What’s the default timeout for fetch in Node.js?
There isn’t one. A fetch call without an AbortSignal will wait forever if the server hangs the connection. Pass AbortSignal.timeout(ms) on every outbound request.
Can I use fetch with a proxy in Node.js?
Yes. Native fetch supports HTTP proxies through undici’s ProxyAgent, passed via the dispatcher option. SOCKS proxies need extra glue and are usually easier via node-fetch + socks-proxy-agent.
How do I upload a file with fetch?
Wrap the file bytes in a Blob, append it to FormData with a filename, and pass the FormData as the body.
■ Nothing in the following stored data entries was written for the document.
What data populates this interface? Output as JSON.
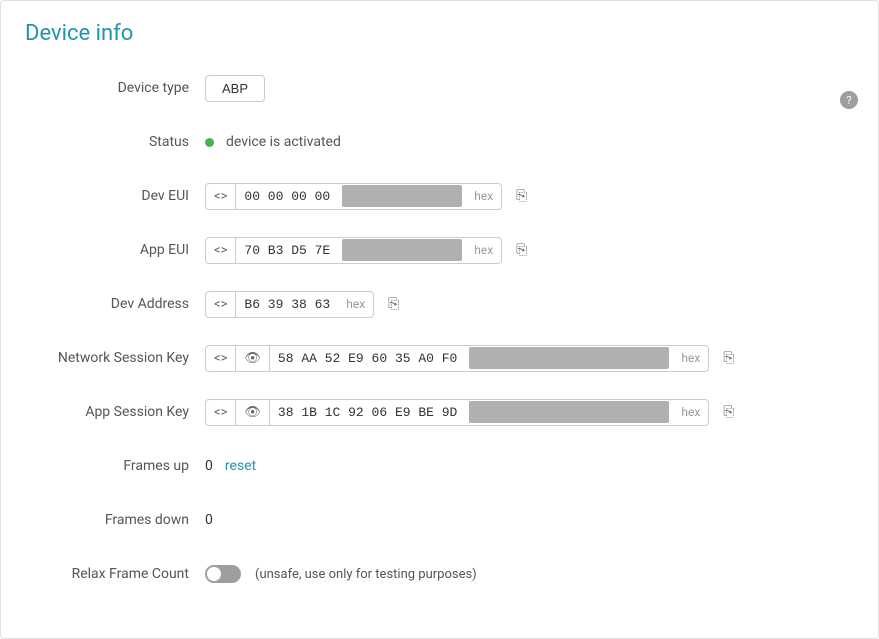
{
  "title": "Device info",
  "helpIcon": "?",
  "fields": {
    "deviceType": {
      "label": "Device type",
      "value": "ABP"
    },
    "status": {
      "label": "Status",
      "text": "device is activated"
    },
    "devEUI": {
      "label": "Dev EUI",
      "visible": "00 00 00 00",
      "hexLabel": "hex"
    },
    "appEUI": {
      "label": "App EUI",
      "visible": "70 B3 D5 7E",
      "hexLabel": "hex"
    },
    "devAddress": {
      "label": "Dev Address",
      "visible": "B6 39 38 63",
      "hexLabel": "hex"
    },
    "networkSessionKey": {
      "label": "Network Session Key",
      "visible": "58 AA 52 E9 60 35 A0 F0",
      "hexLabel": "hex"
    },
    "appSessionKey": {
      "label": "App Session Key",
      "visible": "38 1B 1C 92 06 E9 BE 9D",
      "hexLabel": "hex"
    },
    "framesUp": {
      "label": "Frames up",
      "value": "0",
      "resetLabel": "reset"
    },
    "framesDown": {
      "label": "Frames down",
      "value": "0"
    },
    "relaxFrameCount": {
      "label": "Relax Frame Count",
      "note": "(unsafe, use only for testing purposes)"
    }
  }
}
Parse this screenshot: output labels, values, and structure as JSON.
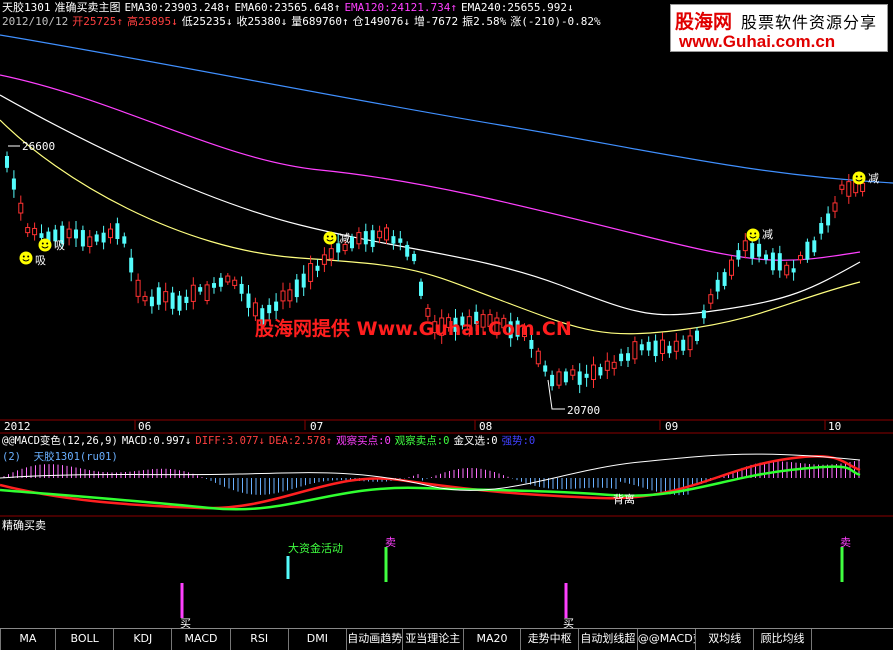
{
  "header": {
    "line1": [
      {
        "text": "天胶1301",
        "color": "#ffffff"
      },
      {
        "text": "准确买卖主图",
        "color": "#ffffff"
      },
      {
        "text": "EMA30:23903.248↑",
        "color": "#ffffff"
      },
      {
        "text": "EMA60:23565.648↑",
        "color": "#ffffff"
      },
      {
        "text": "EMA120:24121.734↑",
        "color": "#ff40ff"
      },
      {
        "text": "EMA240:25655.992↓",
        "color": "#ffffff"
      }
    ],
    "line2": [
      {
        "text": "2012/10/12",
        "color": "#c0c0c0"
      },
      {
        "text": "开25725↑",
        "color": "#ff4040"
      },
      {
        "text": "高25895↓",
        "color": "#ff4040"
      },
      {
        "text": "低25235↓",
        "color": "#ffffff"
      },
      {
        "text": "收25380↓",
        "color": "#ffffff"
      },
      {
        "text": "量689760↑",
        "color": "#ffffff"
      },
      {
        "text": "仓149076↓",
        "color": "#ffffff"
      },
      {
        "text": "增-7672",
        "color": "#ffffff"
      },
      {
        "text": "振2.58%",
        "color": "#ffffff"
      },
      {
        "text": "涨(-210)-0.82%",
        "color": "#ffffff"
      }
    ]
  },
  "logo": {
    "name": "股海网",
    "slogan": "股票软件资源分享",
    "url": "www.Guhai.com.cn"
  },
  "watermark": "股海网提供 Www.Guhai.Com.CN",
  "price_chart": {
    "high_label": "26600",
    "low_label": "20700",
    "signals": [
      {
        "label": "吸"
      },
      {
        "label": "吸"
      },
      {
        "label": "减"
      },
      {
        "label": "减"
      },
      {
        "label": "减"
      }
    ],
    "time_axis": [
      "2012",
      "06",
      "07",
      "08",
      "09",
      "10"
    ],
    "colors": {
      "up": "#ff3232",
      "down": "#54fcfc",
      "ema30": "#ffff80",
      "ema60": "#ffffff",
      "ema120": "#ff40ff",
      "ema240": "#4090ff"
    }
  },
  "macd_panel": {
    "header": [
      {
        "text": "@@MACD变色(12,26,9)",
        "color": "#ffffff"
      },
      {
        "text": "MACD:0.997↓",
        "color": "#ffffff"
      },
      {
        "text": "DIFF:3.077↓",
        "color": "#ff4040"
      },
      {
        "text": "DEA:2.578↑",
        "color": "#ff4040"
      },
      {
        "text": "观察买点:0",
        "color": "#ff40ff"
      },
      {
        "text": "观察卖点:0",
        "color": "#40ff40"
      },
      {
        "text": "金叉选:0",
        "color": "#ffffff"
      },
      {
        "text": "强势:0",
        "color": "#4040ff"
      }
    ],
    "sub_label": "(2)  天胶1301(ru01)",
    "divergence_label": "背离"
  },
  "signal_panel": {
    "title": "精确买卖",
    "big_money": "大资金活动",
    "buy_label": "买",
    "sell_label": "卖"
  },
  "tabs": [
    "MA",
    "BOLL",
    "KDJ",
    "MACD",
    "RSI",
    "DMI",
    "自动画趋势",
    "亚当理论主",
    "MA20",
    "走势中枢",
    "自动划线超",
    "@@MACD变色",
    "双均线",
    "顾比均线"
  ]
}
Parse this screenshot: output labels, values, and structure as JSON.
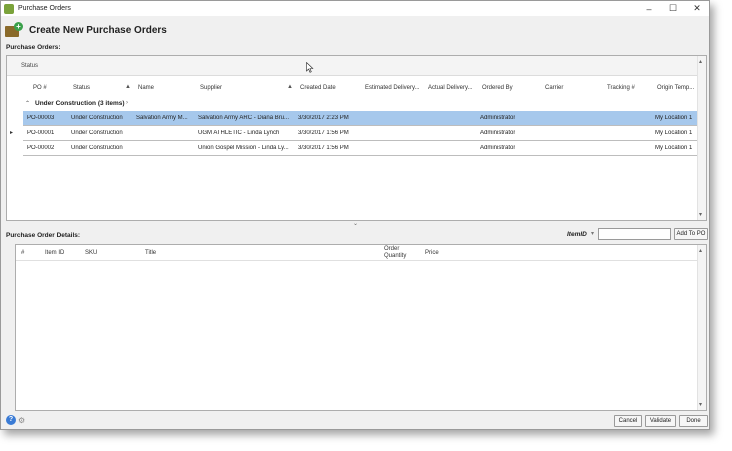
{
  "window": {
    "title": "Purchase Orders",
    "controls": {
      "minimize": "–",
      "maximize": "☐",
      "close": "✕"
    }
  },
  "header": {
    "title": "Create New Purchase Orders",
    "icon": "purchase-order-add-icon"
  },
  "orders": {
    "section_label": "Purchase Orders:",
    "group_panel_label": "Status",
    "columns": [
      "PO #",
      "Status",
      "Name",
      "Supplier",
      "Created Date",
      "Estimated Delivery...",
      "Actual Delivery...",
      "Ordered By",
      "Carrier",
      "Tracking #",
      "Origin Temp..."
    ],
    "sort_glyph": "▲",
    "group": {
      "chevron": "⌃",
      "label": "Under Construction (3 items)",
      "arrow": "›"
    },
    "rows": [
      {
        "po": "PO-00003",
        "status": "Under Construction",
        "name": "Salvation Army M...",
        "supplier": "Salvation Army ARC - Diana Bru...",
        "created": "3/30/2017 2:23 PM",
        "est": "",
        "actual": "",
        "ordered_by": "Administrator",
        "carrier": "",
        "tracking": "",
        "origin": "My Location 1"
      },
      {
        "po": "PO-00001",
        "status": "Under Construction",
        "name": "",
        "supplier": "UGM ATHLETIC - Linda Lynch",
        "created": "3/30/2017 1:56 PM",
        "est": "",
        "actual": "",
        "ordered_by": "Administrator",
        "carrier": "",
        "tracking": "",
        "origin": "My Location 1"
      },
      {
        "po": "PO-00002",
        "status": "Under Construction",
        "name": "",
        "supplier": "Union Gospel Mission - Linda Ly...",
        "created": "3/30/2017 1:56 PM",
        "est": "",
        "actual": "",
        "ordered_by": "Administrator",
        "carrier": "",
        "tracking": "",
        "origin": "My Location 1"
      }
    ],
    "selected_index": 0,
    "current_row_indicator": "▸"
  },
  "details": {
    "section_label": "Purchase Order Details:",
    "item_id_label": "ItemID",
    "item_id_caret": "▾",
    "item_id_value": "",
    "add_button": "Add To PO",
    "columns": [
      "#",
      "Item ID",
      "SKU",
      "Title",
      "Order\nQuantity",
      "Price"
    ]
  },
  "footer": {
    "help_glyph": "?",
    "settings_glyph": "⚙",
    "cancel": "Cancel",
    "validate": "Validate",
    "done": "Done"
  },
  "glyphs": {
    "scroll_up": "▴",
    "scroll_down": "▾",
    "splitter": "⌄"
  }
}
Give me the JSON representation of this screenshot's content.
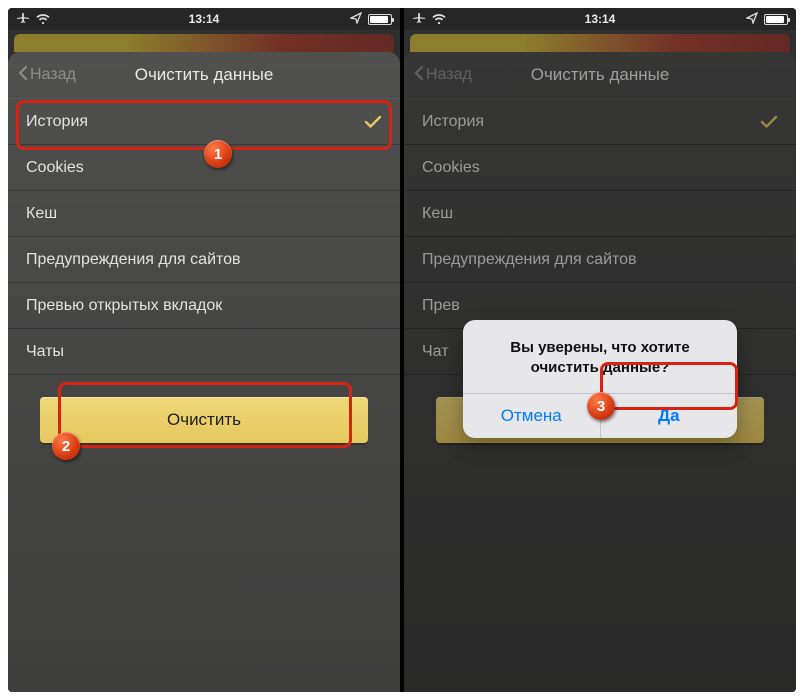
{
  "status": {
    "time": "13:14"
  },
  "sheet": {
    "back_label": "Назад",
    "title": "Очистить данные"
  },
  "items": {
    "history": "История",
    "cookies": "Cookies",
    "cache": "Кеш",
    "site_warnings": "Предупреждения для сайтов",
    "tab_previews": "Превью открытых вкладок",
    "chats": "Чаты"
  },
  "clear_button": "Очистить",
  "alert": {
    "message": "Вы уверены, что хотите очистить данные?",
    "cancel": "Отмена",
    "confirm": "Да"
  },
  "badges": {
    "b1": "1",
    "b2": "2",
    "b3": "3"
  },
  "right_truncated": {
    "tab_previews": "Прев",
    "chats": "Чат"
  },
  "colors": {
    "accent_yellow": "#e6c85e",
    "alert_blue": "#007aff",
    "annotation_red": "#d62414"
  }
}
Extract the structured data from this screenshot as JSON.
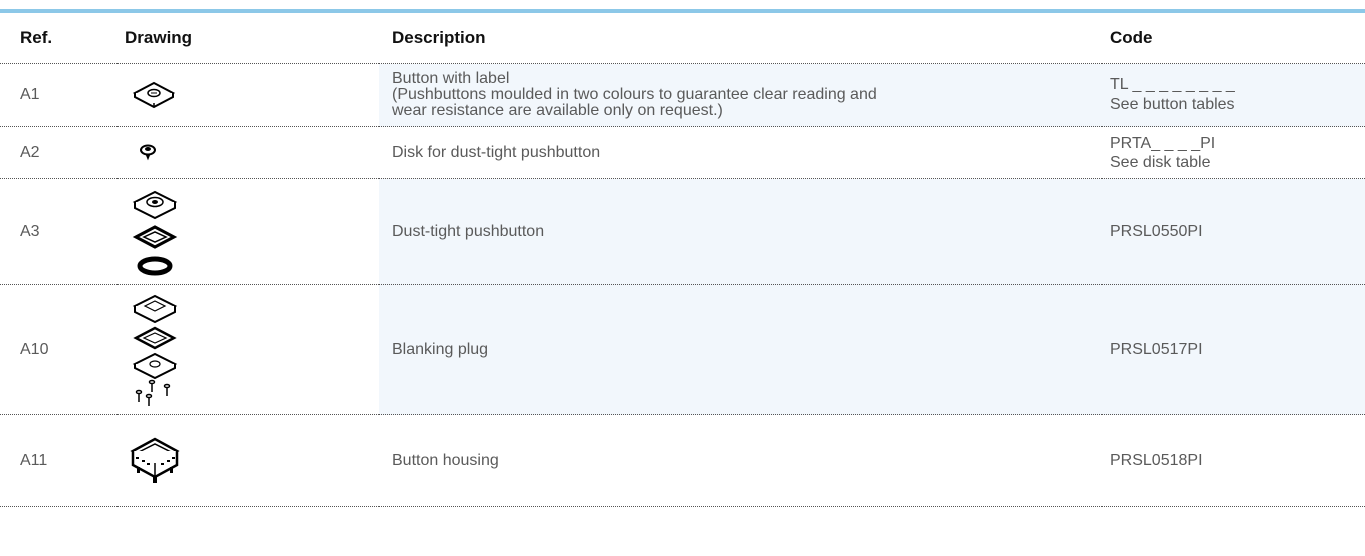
{
  "table": {
    "headers": {
      "ref": "Ref.",
      "drawing": "Drawing",
      "description": "Description",
      "code": "Code"
    },
    "rows": [
      {
        "ref": "A1",
        "drawing_icon": "button-with-label-icon",
        "description_lines": [
          "Button with label",
          "(Pushbuttons moulded in two colours to guarantee clear reading and",
          "wear resistance are available only on request.)"
        ],
        "code_lines": [
          "TL _ _ _ _ _ _ _ _",
          "See button tables"
        ]
      },
      {
        "ref": "A2",
        "drawing_icon": "disk-icon",
        "description_lines": [
          "Disk for dust-tight pushbutton"
        ],
        "code_lines": [
          "PRTA_ _ _ _PI",
          "See disk table"
        ]
      },
      {
        "ref": "A3",
        "drawing_icon": "dust-tight-pushbutton-icon",
        "description_lines": [
          "Dust-tight pushbutton"
        ],
        "code_lines": [
          "PRSL0550PI"
        ]
      },
      {
        "ref": "A10",
        "drawing_icon": "blanking-plug-icon",
        "description_lines": [
          "Blanking plug"
        ],
        "code_lines": [
          "PRSL0517PI"
        ]
      },
      {
        "ref": "A11",
        "drawing_icon": "button-housing-icon",
        "description_lines": [
          "Button housing"
        ],
        "code_lines": [
          "PRSL0518PI"
        ]
      }
    ]
  },
  "colors": {
    "accent_rule": "#8cc8e8",
    "row_shade": "#f2f7fc",
    "text": "#5a5a5a",
    "header_text": "#111111"
  }
}
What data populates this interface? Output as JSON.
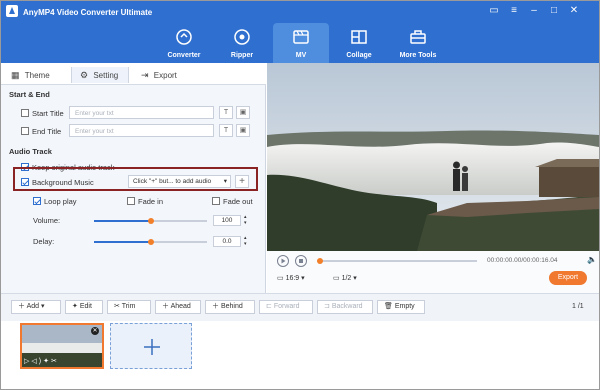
{
  "app": {
    "title": "AnyMP4 Video Converter Ultimate"
  },
  "nav": {
    "tabs": [
      {
        "label": "Converter",
        "icon": "converter-icon"
      },
      {
        "label": "Ripper",
        "icon": "ripper-icon"
      },
      {
        "label": "MV",
        "icon": "mv-icon"
      },
      {
        "label": "Collage",
        "icon": "collage-icon"
      },
      {
        "label": "More Tools",
        "icon": "toolbox-icon"
      }
    ]
  },
  "subtabs": [
    "Theme",
    "Setting",
    "Export"
  ],
  "start_end": {
    "heading": "Start & End",
    "start_title_label": "Start Title",
    "end_title_label": "End Title",
    "placeholder": "Enter your txt"
  },
  "audio": {
    "heading": "Audio Track",
    "keep_original": "Keep original audio track",
    "background_music": "Background Music",
    "bgm_select": "Click \"+\" but... to add audio",
    "loop_play": "Loop play",
    "fade_in": "Fade in",
    "fade_out": "Fade out",
    "volume_label": "Volume:",
    "volume_value": "100",
    "delay_label": "Delay:",
    "delay_value": "0.0"
  },
  "player": {
    "time": "00:00:00.00/00:00:16.04",
    "aspect": "16:9",
    "page": "1/2",
    "export_label": "Export"
  },
  "toolbar": {
    "add": "Add",
    "edit": "Edit",
    "trim": "Trim",
    "ahead": "Ahead",
    "behind": "Behind",
    "forward": "Forward",
    "backward": "Backward",
    "empty": "Empty",
    "page": "1 /1"
  },
  "colors": {
    "header": "#2f6fcf",
    "accent": "#f0782f",
    "highlight_box": "#8a2323"
  }
}
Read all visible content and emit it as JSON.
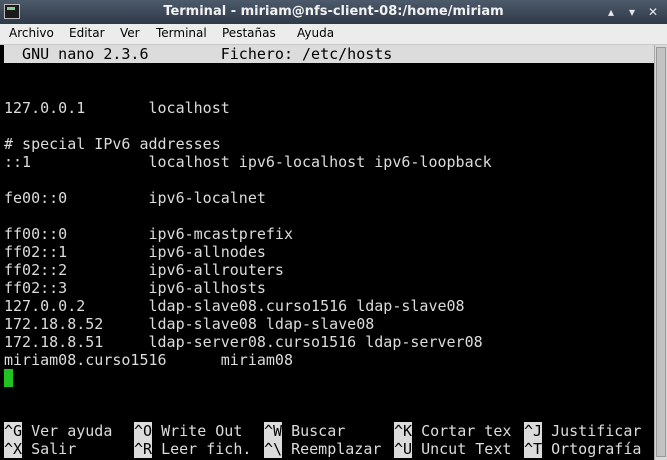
{
  "window": {
    "title": "Terminal - miriam@nfs-client-08:/home/miriam",
    "buttons": [
      "▴",
      "▾",
      "✕"
    ]
  },
  "menu": [
    "Archivo",
    "Editar",
    "Ver",
    "Terminal",
    "Pestañas",
    "Ayuda"
  ],
  "nano": {
    "header": "  GNU nano 2.3.6        Fichero: /etc/hosts",
    "lines": [
      "",
      "127.0.0.1       localhost",
      "",
      "# special IPv6 addresses",
      "::1             localhost ipv6-localhost ipv6-loopback",
      "",
      "fe00::0         ipv6-localnet",
      "",
      "ff00::0         ipv6-mcastprefix",
      "ff02::1         ipv6-allnodes",
      "ff02::2         ipv6-allrouters",
      "ff02::3         ipv6-allhosts",
      "127.0.0.2       ldap-slave08.curso1516 ldap-slave08",
      "172.18.8.52     ldap-slave08 ldap-slave08",
      "172.18.8.51     ldap-server08.curso1516 ldap-server08",
      "miriam08.curso1516      miriam08"
    ],
    "shortcuts_row1": [
      {
        "key": "^G",
        "label": " Ver ayuda"
      },
      {
        "key": "^O",
        "label": " Write Out"
      },
      {
        "key": "^W",
        "label": " Buscar"
      },
      {
        "key": "^K",
        "label": " Cortar tex"
      },
      {
        "key": "^J",
        "label": " Justificar"
      }
    ],
    "shortcuts_row2": [
      {
        "key": "^X",
        "label": " Salir"
      },
      {
        "key": "^R",
        "label": " Leer fich."
      },
      {
        "key": "^\\",
        "label": " Reemplazar"
      },
      {
        "key": "^U",
        "label": " Uncut Text"
      },
      {
        "key": "^T",
        "label": " Ortografía"
      }
    ]
  }
}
Fetch generates the multipart boundary automatically, so don’t set Content-Type yourself.
import { readFile } from 'node:fs/promises';
const buffer = await readFile('./image.jpg');
const form = new FormData();
form.set('file', new Blob([buffer]), 'image.jpg');
await fetch('https://api.example.com/upload', {
method: 'POST',
body: form,
});Conclusion
Native fetch on Node 22 covers the ninety-percent case for scrapers and API clients. The stack that handles most workloads is native fetch plus AbortSignal.timeout() on every request, response.ok after every await, a small retry wrapper, and pipeline() for large downloads. Don’t pull in axios out of habit. On cold-start alone it’s 4x slower than native fetch, and the ergonomic wins (auto JSON parsing, .data, interceptors) rarely justify the runtime cost.
The alternatives earn their runtime cost for specific needs. Axios is the migration path when you need interceptors, request/response transforms, or upload progress. undici raw wins on peak concurrent throughput if you’re ready to tune the Agent yourself. A managed scraping API like HasData’s Web Scraping API replaces the whole proxy-rotation and ban-detection layer that you’d otherwise build on top of fetch. Each choice trades off something (code complexity, runtime cost, per-request price) for something else. Default to native fetch until the trade-off actually pays.